Mitt Romney’s speech was a single with no one on base.  Whether the voters move him around the bases is very much a very open question.  The curve balls the Republican national convention threw the country were too simple and the lines too obvious.  Hispanics. Check.  Women. Check.  Marriage. Check.  Romney could have hit a homerun, but when you start with another Bush, it is hard to be taken seriously.  Jeb Bush defending his brother – certain to go down in history as the worst of presidents – reminded the country of how bad George W. Bush was, how bad a time the country is having recovering and how bad Mitt Romney might be.  The video promoting Romney before he spoke included photographs of Romney’s father, who with his record on civil rights probably would not have supported Arizona’s anti-HispanicLatino that are metastasizing across the country.

This whole enterprise is warped somehow.  The forced, awkward elevation of the man, the lofty descriptions of his business record, the declarations of self-achievement – they all evoke that old Shakespearean line:  “I think he doth protest too much.”  And poor Clint Eastwood.  He represents the skeletal notions of a make-believe past.  The disrespect for the Office of the President with the empty-chair act was astonishing.  I felt sorry for Eastwood and for the men and women who felt they had to prop up Romney with faded delusion and crudeness.  The computer severs at YouTube might be confused at the NSA with spinning centrifuges in Iran.  Not far behind Eastwood were the retellings of family stories – from Marco Rubio’s oddly agitated speech to Ann Romney’s pasta-and-tuna saga of the other night.  They sounded hollow and lonely, even, perhaps meant to scare people into loss.  I figured out that loss was the theme of the convention.  Loss of security. Loss of jobs. Loss of families.  The concept of the family was used to frighten, not to inspire. I also figured out that Paul Ryan is Eddie Haskell.

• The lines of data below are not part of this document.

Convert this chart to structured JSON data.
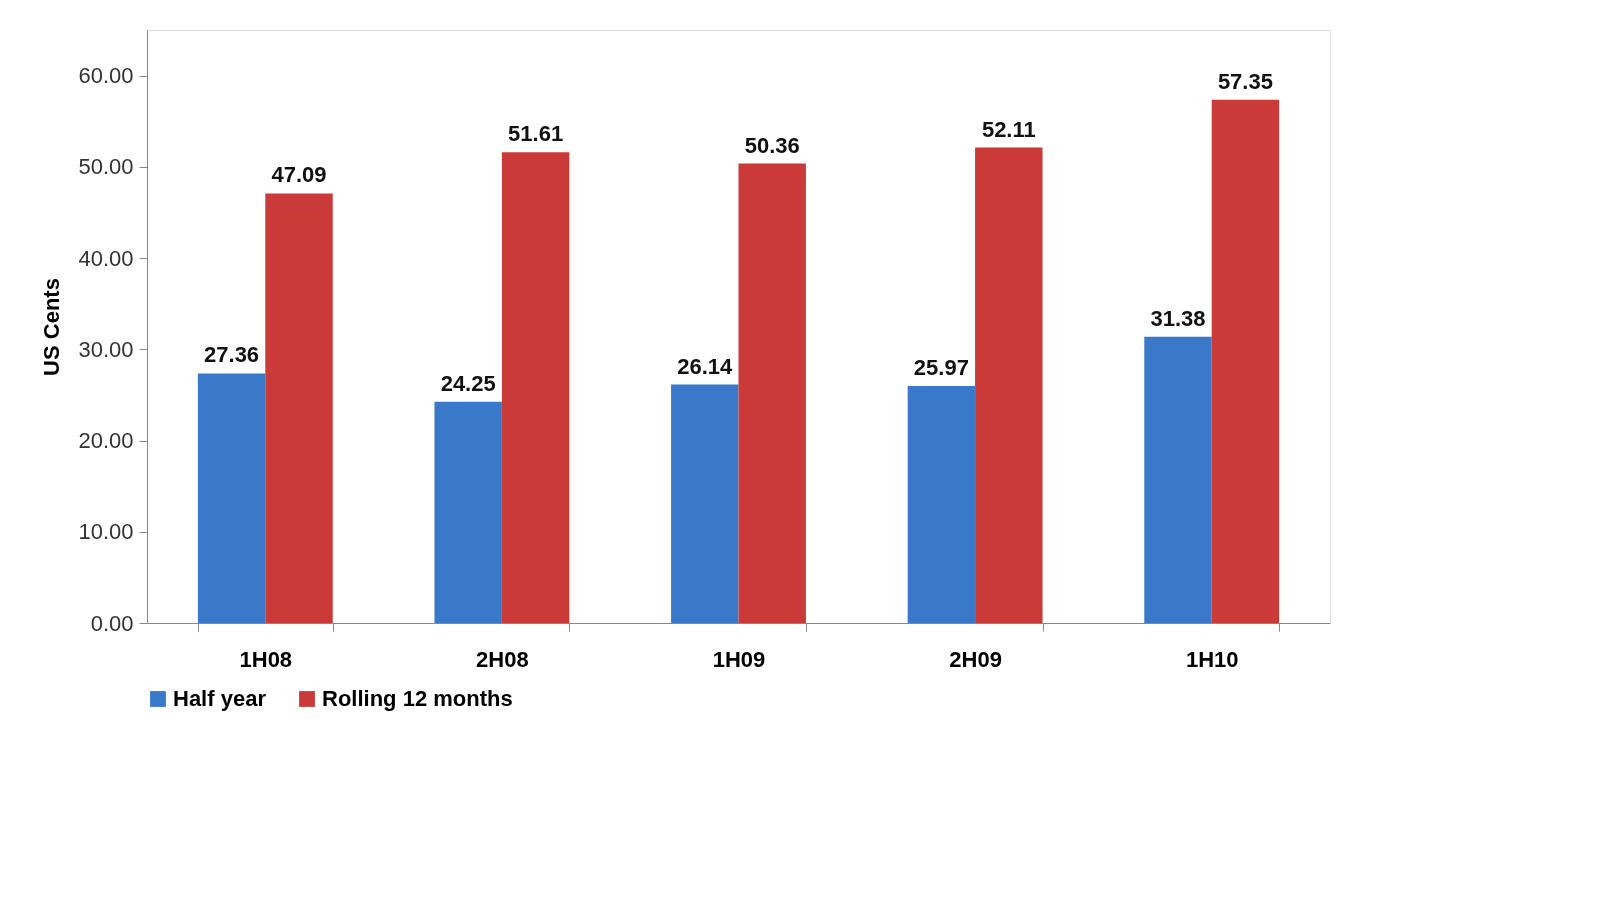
{
  "chart_data": {
    "type": "bar",
    "ylabel": "US Cents",
    "categories": [
      "1H08",
      "2H08",
      "1H09",
      "2H09",
      "1H10"
    ],
    "series": [
      {
        "name": "Half year",
        "color": "#3a78c9",
        "values": [
          27.36,
          24.25,
          26.14,
          25.97,
          31.38
        ]
      },
      {
        "name": "Rolling 12 months",
        "color": "#c93a38",
        "values": [
          47.09,
          51.61,
          50.36,
          52.11,
          57.35
        ]
      }
    ],
    "ylim": [
      0,
      65
    ],
    "yticks": [
      {
        "value": 0,
        "label": "0.00"
      },
      {
        "value": 10,
        "label": "10.00"
      },
      {
        "value": 20,
        "label": "20.00"
      },
      {
        "value": 30,
        "label": "30.00"
      },
      {
        "value": 40,
        "label": "40.00"
      },
      {
        "value": 50,
        "label": "50.00"
      },
      {
        "value": 60,
        "label": "60.00"
      }
    ],
    "data_labels": true,
    "legend": "bottom",
    "grid": false
  }
}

Leave it to Beaver was a personal favorite, and when Marco Rubio spoke, he barely beat out being pre-empted by the popular Univision telenovella, Abismo de Pasión.Speaking in front of an angry-red background wearing an angry-red tie, Rubio was himself abysmally angry.  His fundamentalist rant was geared more to the anti-HispanicLatino crowd he runs with than to the HispanicLatinos he is supposed to attract.  Marco Rubio’s demeanor connotes brainwashed, and like so many in his party it seems he was born angry.  Who exactly is pitting Americans against each other?  It is his party that has caused HispanicLatinos to consolidate behind President Obama to the tune of more than 70 percent in the polls so far – higher than four years ago.

The marketing department at Republican HQ did a good job promoting the HispanicLatino Republicans who are electoral accidents more than anything else.  But keeping a Bush on screen for as long as Jeb Bush was on stage pushed the envelope.  Bad. Bad. Bad. Didn’t the voters also turn out their father from office?  In baseball, that is a losing streak.

The Romney speech was a monologue of lament and complaint that made the delegates whoop and holler but might have caused many more Americans to ponder that behind all the unconvincing hoopla looms the distinct possible return to the days of Bush.  At least no question has been raised so far about the Bushes paying their taxes and using foreign accounts to dodge them.  In his speech Romney talked about everyone else’s taxes except his own.

George W. Bush fooled the country to get elected.  He stole home base on a walk from the Supreme Court.  I am not sure Romney-Ryan-Rubio did anything near what they had to do to keep the country from retiring their side before they even step up to the plate.

This article was first published in HispanicLatino.com.

Jesse Treviño is the former editorial page editor of The Austin American-Statesman and writes at HispanicLatino.com.